In general, when listening to samples, both models capture the original voice, but the samples of DCTTS sound better than those of Tacotron. We found DCTTS produced fairly clean speech, while Tacotron consistently had noise in the outputs.
Both models exhibited mumbling at the end of a few generated samples. Although this was not expected–the models should have learned trailing silences–we were able to remove mumbling via trimming.

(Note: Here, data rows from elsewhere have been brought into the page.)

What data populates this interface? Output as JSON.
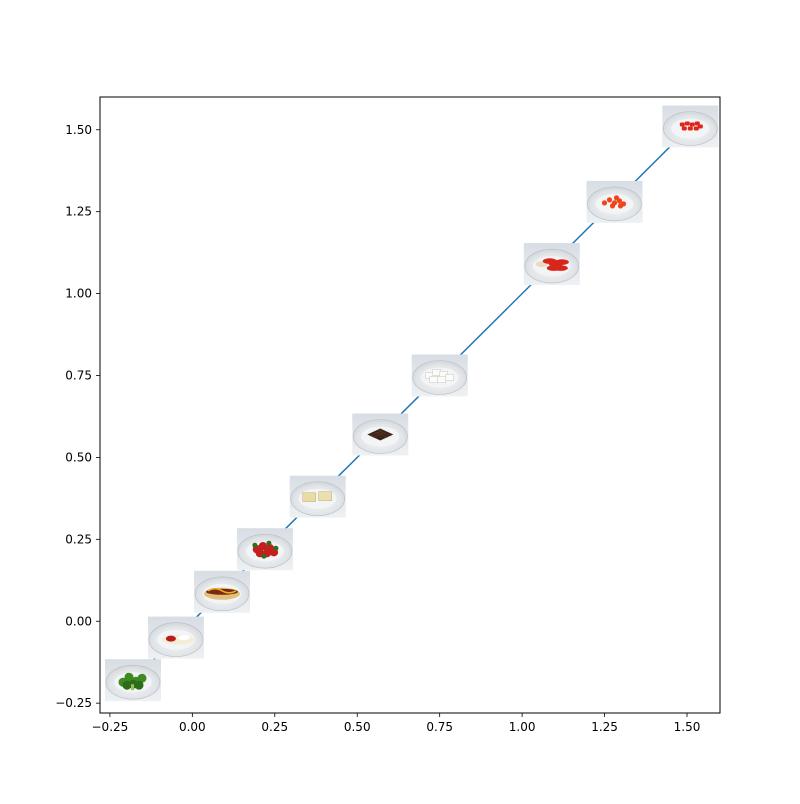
{
  "chart_data": {
    "type": "line",
    "title": "",
    "xlabel": "",
    "ylabel": "",
    "xlim": [
      -0.28,
      1.6
    ],
    "ylim": [
      -0.28,
      1.6
    ],
    "x_ticks": [
      -0.25,
      0.0,
      0.25,
      0.5,
      0.75,
      1.0,
      1.25,
      1.5
    ],
    "y_ticks": [
      -0.25,
      0.0,
      0.25,
      0.5,
      0.75,
      1.0,
      1.25,
      1.5
    ],
    "x_tick_labels": [
      "−0.25",
      "0.00",
      "0.25",
      "0.50",
      "0.75",
      "1.00",
      "1.25",
      "1.50"
    ],
    "y_tick_labels": [
      "−0.25",
      "0.00",
      "0.25",
      "0.50",
      "0.75",
      "1.00",
      "1.25",
      "1.50"
    ],
    "grid": false,
    "series": [
      {
        "color": "#1f77b4",
        "x": [
          -0.18,
          -0.05,
          0.09,
          0.22,
          0.38,
          0.57,
          0.75,
          1.09,
          1.28,
          1.51
        ],
        "y": [
          -0.18,
          -0.05,
          0.09,
          0.22,
          0.38,
          0.57,
          0.75,
          1.09,
          1.28,
          1.51
        ]
      }
    ],
    "image_markers": [
      {
        "name": "broccoli-plate",
        "x": -0.18,
        "y": -0.18
      },
      {
        "name": "crepe-plate",
        "x": -0.05,
        "y": -0.05
      },
      {
        "name": "hotdog-plate",
        "x": 0.09,
        "y": 0.09
      },
      {
        "name": "strawberries-plate",
        "x": 0.22,
        "y": 0.22
      },
      {
        "name": "rice-crispy-plate",
        "x": 0.38,
        "y": 0.38
      },
      {
        "name": "chocolate-plate",
        "x": 0.57,
        "y": 0.57
      },
      {
        "name": "cauliflower-plate",
        "x": 0.75,
        "y": 0.75
      },
      {
        "name": "sausages-plate",
        "x": 1.09,
        "y": 1.09
      },
      {
        "name": "carrots-plate",
        "x": 1.28,
        "y": 1.28
      },
      {
        "name": "red-peppers-plate",
        "x": 1.51,
        "y": 1.51
      }
    ]
  }
}
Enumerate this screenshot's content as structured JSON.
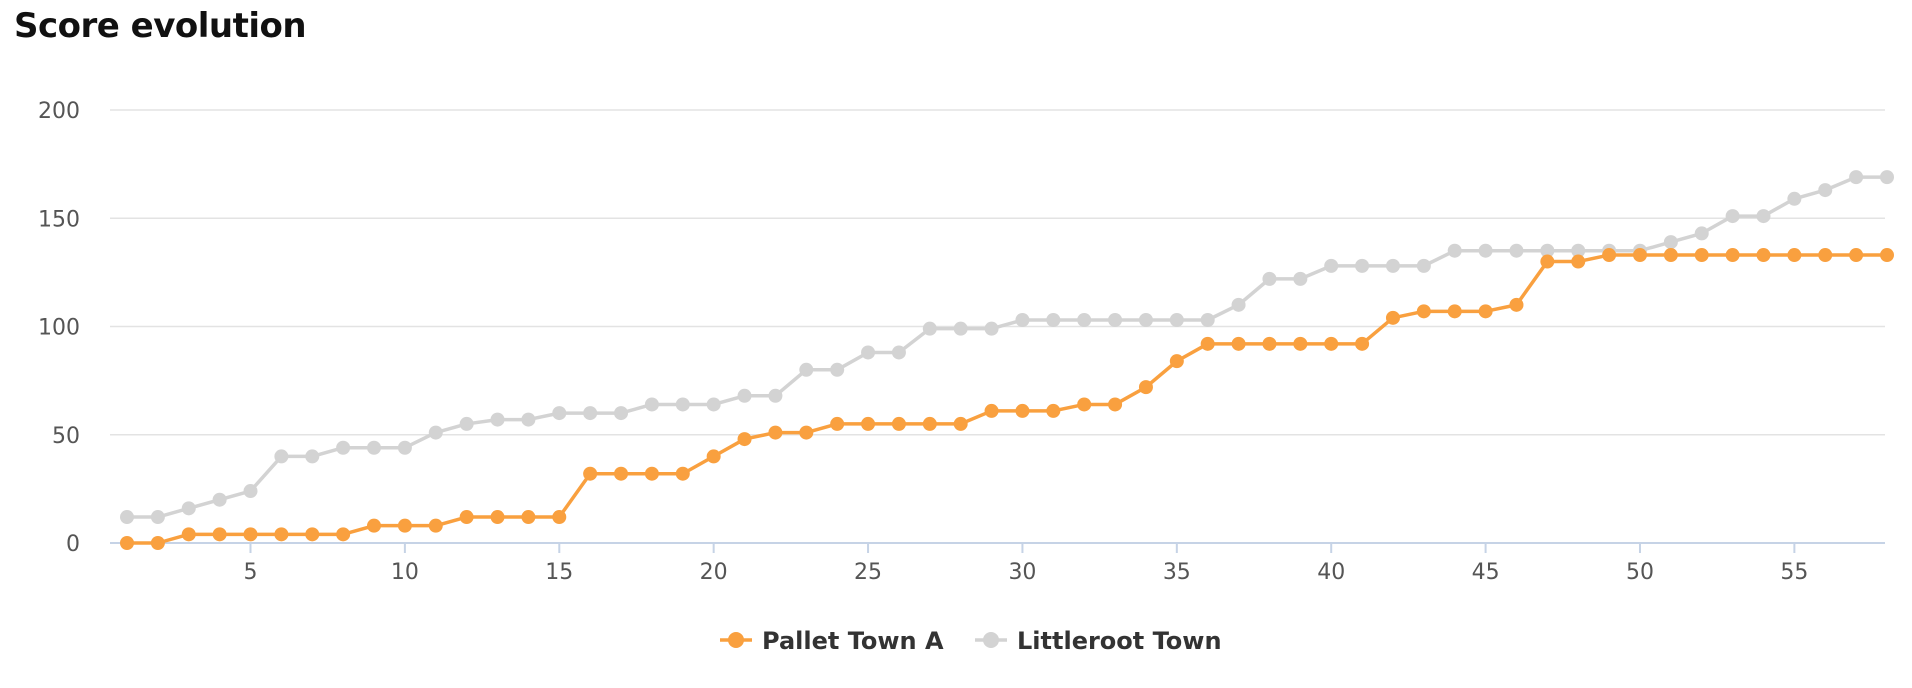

In Japanese, we found utterances that were not relevant to the input text were generated at the end in a few samples. We suspect it is derived from the imperfection of the automatic phonetic transcription in the training data.
5 Conclusions
We discussed how we built CSS10, a collection of single-speaker speech datasets for 10 languages, and how we used it for a TTS task. Despite the fact that there were differences in model performance depending on the language, we were able to train the models successfully on our datasets. We release all the resources for this project including source code, datasets, pre-trained models, and evaluation data to the public.
6 Future work
We hope CSS10 and our experiments serve as benchmarks for future non-English TTS research. We found that some automatic phonetic transcriptions for Japanese and Chinese contain errors. If these errors are corrected, perhaps the model performance will improve. Additionally, we plan to add a Korean dataset. Because there are not enough audiobooks available for Korean in LibriVox, we are willing to produce recordings ourselves. When they are ready, we will release them with our other languages. Although we validated our datasets on TTS models in this work, CSS10 can be used for other speech tasks such as multi-lingual speech recognition.
7 Acknowledgments
We thank the LibriVox creator for his platform which allows public access to audiobooks, the performers who recorded their readings of audiobooks, and Kakao Brain for funding this work.